Marbling paper is one of those crafts that is so hard to stop. Every piece comes out different, and the technique is sort of magical.
There are different inks and dyes you can use for marbling paper, but I stuck with using this paper marbling kit for my first try.
It worked really well and I ran out of cards so fast! I would buy extra cards if you want to make marbled cards, otherwise have plenty of paper on hand that you want to marble. You are going to love this…
Tip: if you are using thinner paper, your paper will curl after marbling because it gets wet. You can either flatten the paper/cards under a heavy book for a couple of days or use thicker watercolor paper or cards.
I haven’t tried cold press watercolor paper, so not sure if the texture of that paper will have any effect on the marble look. If you do use thinner paper, let it dry completely, and protect the marbled surface with wax paper before you weight it under the book.
Want to spruce up your home?
Download the 5 most popular DIY home projects with step-by-step guides!
I used these cards and envelopes, and they worked really well, although I did have to weight them down for a few days.

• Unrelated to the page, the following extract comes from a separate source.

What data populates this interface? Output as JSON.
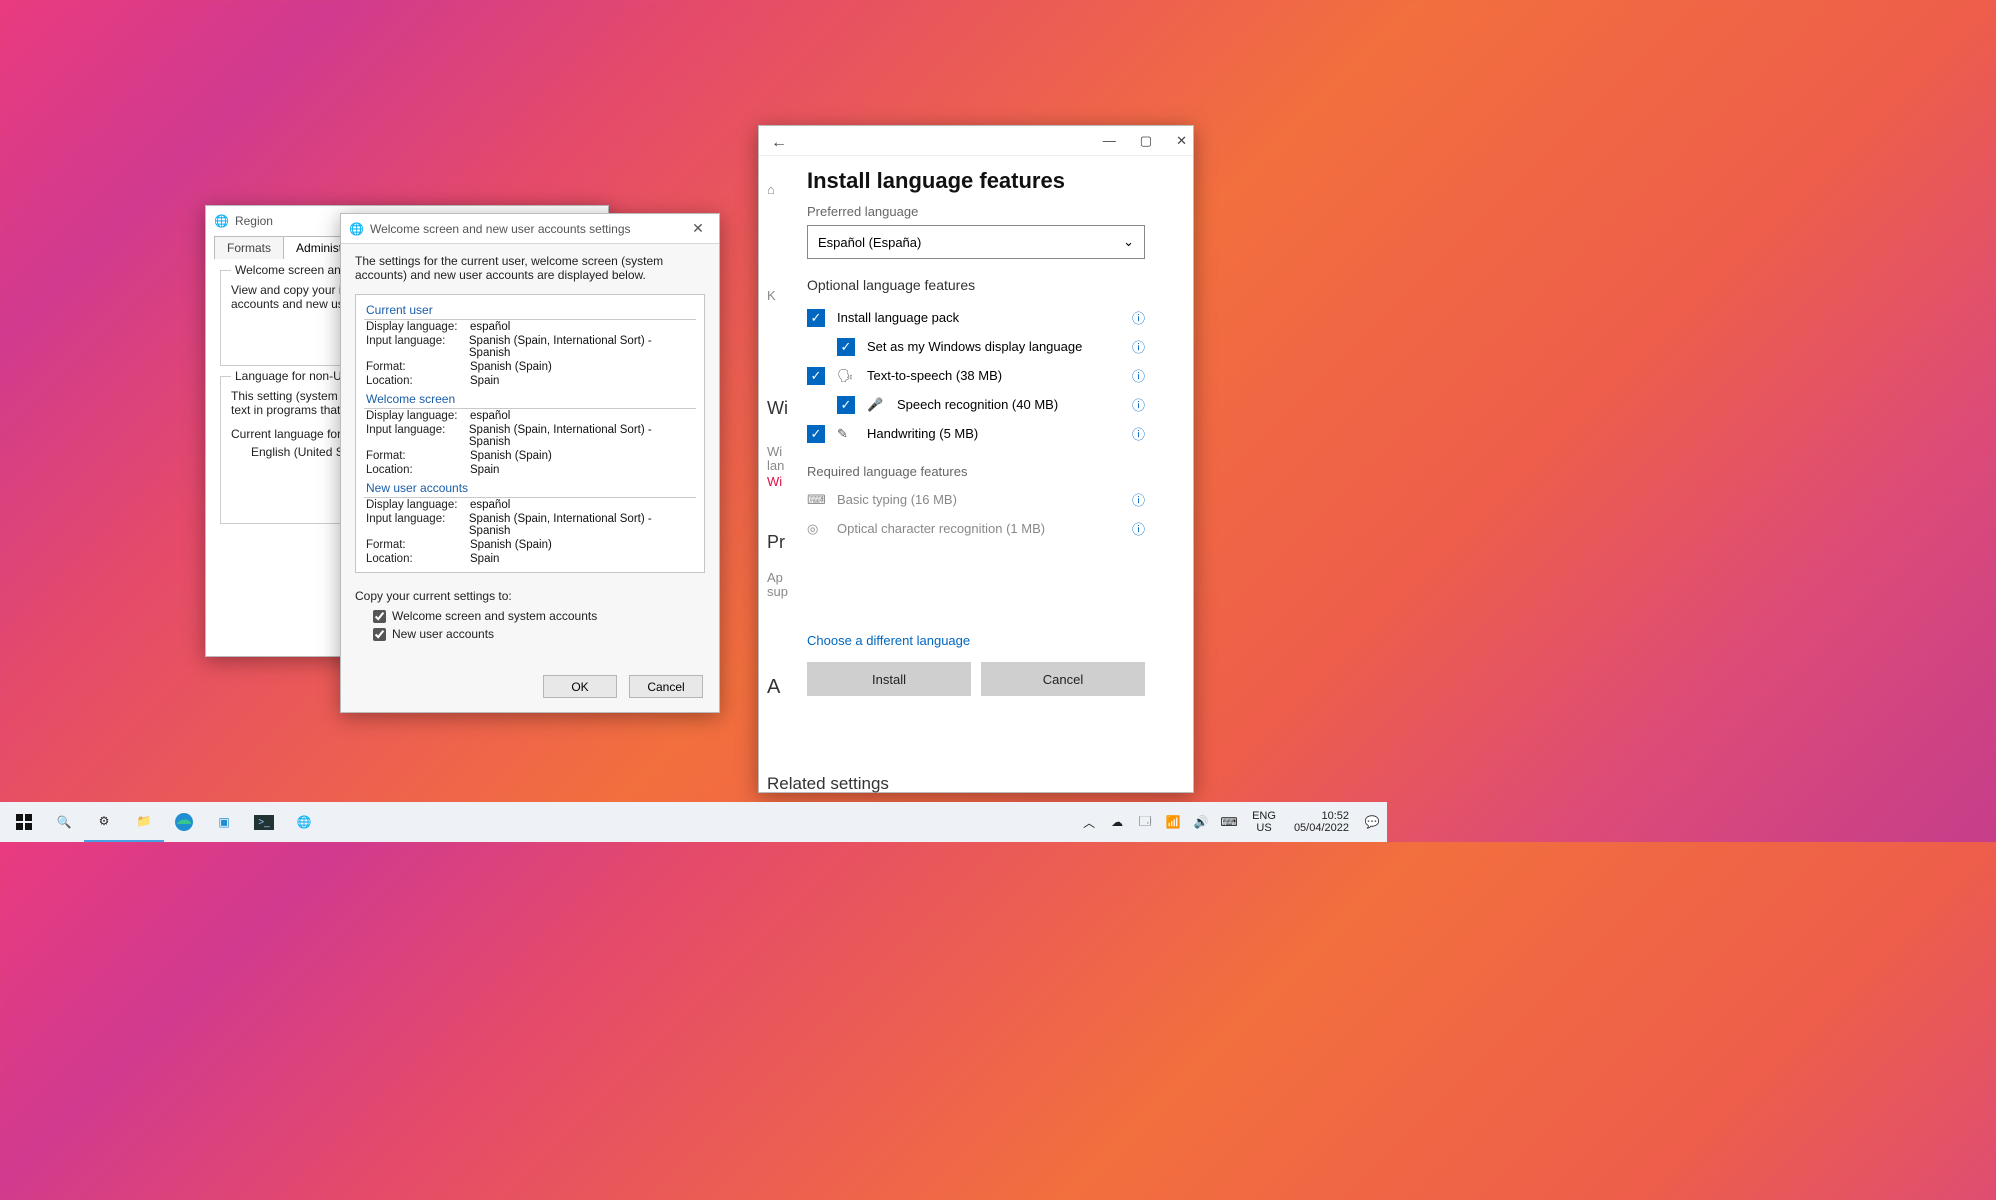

Supplies For Marbling Paper
- Marbling Kit
- Cards and envelopes or other paper
- Large shallow tray
- Toothpicks or wooden skewers
- Lots of paper towels
How to Make Marbled Cards and Envelopes
Make sure you have a big surface to work on – you will need to have space to let the cards sit and dry after marbling them.
Alternatively, you could lay out newspaper on the floor to let your cards dry, but make sure they are in a secure location away from kid and pet feet!
If you want to protect your surface/table from spills, line it with freezer paper, a plastic tablecloth, or a big plastic tarp. This can get a bit messy with water drips.
Set up your tray and fill it with an inch or two of water.
The marbling kit comes with little round pieces of paper called “float paper”. You submerge the float paper in the water and when it floats it is ready. Put a drop or two of ink on the float paper and you will see that it distributes the ink evenly across the surface of the water. If you don’t use the float paper, the ink just sinks to the bottom of the tray and doesn’t stay on the surface.
Add different colors to the water and then mix them together with either a toothpick or blow on the surface with a straw.
Once you have a pattern you like, you can either remove the float paper or push it off to the side of the tray.
Place your paper directly on the surface of the water for 3-5 seconds without submerging it.
Lift by two corners and place face up on some paper towels. You can lightly blot the excess water and ink off the surface if you’d like, but just be sure to use a cloth or paper towel without a distinct pattern, otherwise the pattern may transfer to the paper and ink.
Let dry for an hour or two, then place inside or under some heavy books to flatten.